Literature review: Making the case for medical-legal partnerships, 2013-2020

Thursday, October 1, 2020

By Caitlin Murphy, MPA-PNP National Center for Medical-Legal Partnership

In 2013, the National Center for Medical-Legal Partnership conducted a review of the salient literature on medical-legal partnerships (MLPs), including the need for the MLP intervention, the essential components of the approach, and emerging evidence of the intervention’s impact.

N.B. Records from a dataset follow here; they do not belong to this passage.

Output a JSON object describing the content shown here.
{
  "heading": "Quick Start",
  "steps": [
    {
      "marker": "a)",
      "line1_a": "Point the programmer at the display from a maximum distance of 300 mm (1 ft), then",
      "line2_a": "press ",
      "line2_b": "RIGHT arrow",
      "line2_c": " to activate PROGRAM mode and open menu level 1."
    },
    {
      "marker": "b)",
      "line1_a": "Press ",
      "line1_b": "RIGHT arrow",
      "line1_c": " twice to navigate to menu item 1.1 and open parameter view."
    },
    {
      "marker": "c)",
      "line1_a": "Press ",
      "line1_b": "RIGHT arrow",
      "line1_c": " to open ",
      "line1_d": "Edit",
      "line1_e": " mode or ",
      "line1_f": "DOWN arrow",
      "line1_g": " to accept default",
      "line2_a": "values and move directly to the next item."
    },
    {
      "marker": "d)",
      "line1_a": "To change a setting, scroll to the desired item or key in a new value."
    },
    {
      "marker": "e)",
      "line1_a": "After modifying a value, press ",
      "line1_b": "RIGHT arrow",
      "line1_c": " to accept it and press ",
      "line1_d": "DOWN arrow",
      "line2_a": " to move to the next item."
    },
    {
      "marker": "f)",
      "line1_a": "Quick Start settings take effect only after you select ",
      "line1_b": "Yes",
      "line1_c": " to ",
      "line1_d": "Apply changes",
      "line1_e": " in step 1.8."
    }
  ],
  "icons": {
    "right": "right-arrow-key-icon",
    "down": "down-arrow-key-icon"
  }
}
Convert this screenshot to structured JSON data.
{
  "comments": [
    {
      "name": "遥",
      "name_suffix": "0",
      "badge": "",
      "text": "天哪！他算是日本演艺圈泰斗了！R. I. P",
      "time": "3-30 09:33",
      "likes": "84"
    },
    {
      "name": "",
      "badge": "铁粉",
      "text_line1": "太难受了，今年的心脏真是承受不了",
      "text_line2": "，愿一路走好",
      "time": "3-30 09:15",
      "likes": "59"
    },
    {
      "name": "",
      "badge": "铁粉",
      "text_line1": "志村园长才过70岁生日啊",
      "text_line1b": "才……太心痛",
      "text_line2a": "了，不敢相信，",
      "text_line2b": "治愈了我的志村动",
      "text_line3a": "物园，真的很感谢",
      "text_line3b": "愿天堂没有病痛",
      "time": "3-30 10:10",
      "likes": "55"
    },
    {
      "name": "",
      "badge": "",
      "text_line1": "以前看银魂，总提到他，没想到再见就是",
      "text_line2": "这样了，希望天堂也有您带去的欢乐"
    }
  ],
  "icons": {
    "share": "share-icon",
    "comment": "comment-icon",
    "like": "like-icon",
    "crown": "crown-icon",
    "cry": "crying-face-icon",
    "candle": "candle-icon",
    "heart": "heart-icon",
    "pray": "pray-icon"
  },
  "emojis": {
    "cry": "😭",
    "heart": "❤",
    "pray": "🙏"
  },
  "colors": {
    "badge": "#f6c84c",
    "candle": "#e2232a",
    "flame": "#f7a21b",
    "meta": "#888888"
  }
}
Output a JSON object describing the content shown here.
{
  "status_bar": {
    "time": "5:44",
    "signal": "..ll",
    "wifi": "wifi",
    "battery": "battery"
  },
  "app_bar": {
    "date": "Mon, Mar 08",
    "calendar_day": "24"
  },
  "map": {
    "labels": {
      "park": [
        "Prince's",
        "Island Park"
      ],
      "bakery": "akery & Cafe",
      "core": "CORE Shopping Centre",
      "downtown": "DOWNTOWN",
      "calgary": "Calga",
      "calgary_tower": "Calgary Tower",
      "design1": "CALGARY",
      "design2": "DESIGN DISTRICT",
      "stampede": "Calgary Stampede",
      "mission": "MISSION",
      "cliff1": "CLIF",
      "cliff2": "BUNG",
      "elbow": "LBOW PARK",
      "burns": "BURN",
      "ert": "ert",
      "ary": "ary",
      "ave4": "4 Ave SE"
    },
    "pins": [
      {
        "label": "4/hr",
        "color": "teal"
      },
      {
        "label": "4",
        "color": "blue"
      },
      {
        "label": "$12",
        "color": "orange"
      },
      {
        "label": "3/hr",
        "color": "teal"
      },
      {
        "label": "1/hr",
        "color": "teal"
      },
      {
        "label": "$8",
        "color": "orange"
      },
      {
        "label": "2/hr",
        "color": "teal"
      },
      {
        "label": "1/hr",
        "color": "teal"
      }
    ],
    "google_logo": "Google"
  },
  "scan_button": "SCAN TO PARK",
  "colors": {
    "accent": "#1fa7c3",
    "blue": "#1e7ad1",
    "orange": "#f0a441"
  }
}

This brief provides an update to that review, citing peer-reviewed observational studies from January 2013 – August 2020 that demonstrate medical-legal partnerships’ impact improving:

  1. Patients’ health and wellbeing;
  2. Patients’ housing and utility stability;
  3. Patients’ access to financial resources;
  4. Health care systems and the health care workforce; and
  5. Policies, laws, and regulations to foster health and wellbeing.

Additionally, this literature matrix compiles findings from a deeper scan of all MLP-related, peer-reviewed literature from January 2013 – August 2020. The literature is characterized into three categories:

  • Descriptive articles, which describe the need for and approach of MLPs among general and special populations;
  • Practice reports, which take a “case study” approach to describing MLPs in practice (but do not necessarily measure outcomes in a robust manner); and
  • Observational studies, which seek to measure MLP’s impact on patients, providers, and communities.